Sorry for the delay Beryl, , Something to do with finding my way back

The 3rd foot/extra foot we call it locally so it may be called some other much better and up to date name that no doubt no one over the age of 10 will understand is a requirement I think for commercial drivers and I’d imagine there are variations on it but basically it a mechanical device that can be placed often between the seat base and the brake pedal in order to allow the driver to walk back the many meters to check the brake lights
As to actual law I am not sure but I do know that at some point in recent years it has became the norm to expect “O” licence drivers to have checked all their lights including brake lights daily or if they hook up to another/new trailer and there is not much other way to do this
It is not good enough to use the excuse that there was no one around. . Apparently that does not hold water and rightfully so
search for theextrafoot.com

Thanks for the explanation DeeKay, I will feel a lot less anxious next time I find myself trailed by a long juggernaut type vehicle on the motorway.

It’s such a simple but effective device and should an essential part of every vehicles main kit.

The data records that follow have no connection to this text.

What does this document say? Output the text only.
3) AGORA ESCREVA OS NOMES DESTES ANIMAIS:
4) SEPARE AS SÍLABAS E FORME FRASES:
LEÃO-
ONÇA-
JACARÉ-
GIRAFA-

They might also use it on the accelerator whilst they relax with a flask of tea and The Sun?

I mentioned using a wooden stick near the start of this Convo. I didn’t know it was standard practice. When I had my first car I had a telescopic steering wheel lock, an ‘Eagle Claw’ which did the job very well and I continued to use this for a few years after I had a car with a steering lock.

My car tests the dipped headlights, tail lights and indicators when I press the key fob. It would be more useful if the brake lights were tested and I could get rid of my wooden stick – or third foot.

Another handy tool is a couple of short lengths of hardwood rod that fit snugly in the holes for the wheel bolts. When changing a wheel you simply hang the wheel on the rods, so that you don’t need to hold the wheel in position when replacing the bolts.

This presupposes that the manufacturer has thought to provide a spare wheel for the car.

. . . and that you have the locking-wheel-nut release tool with you and can undo the pressure-tightened nuts.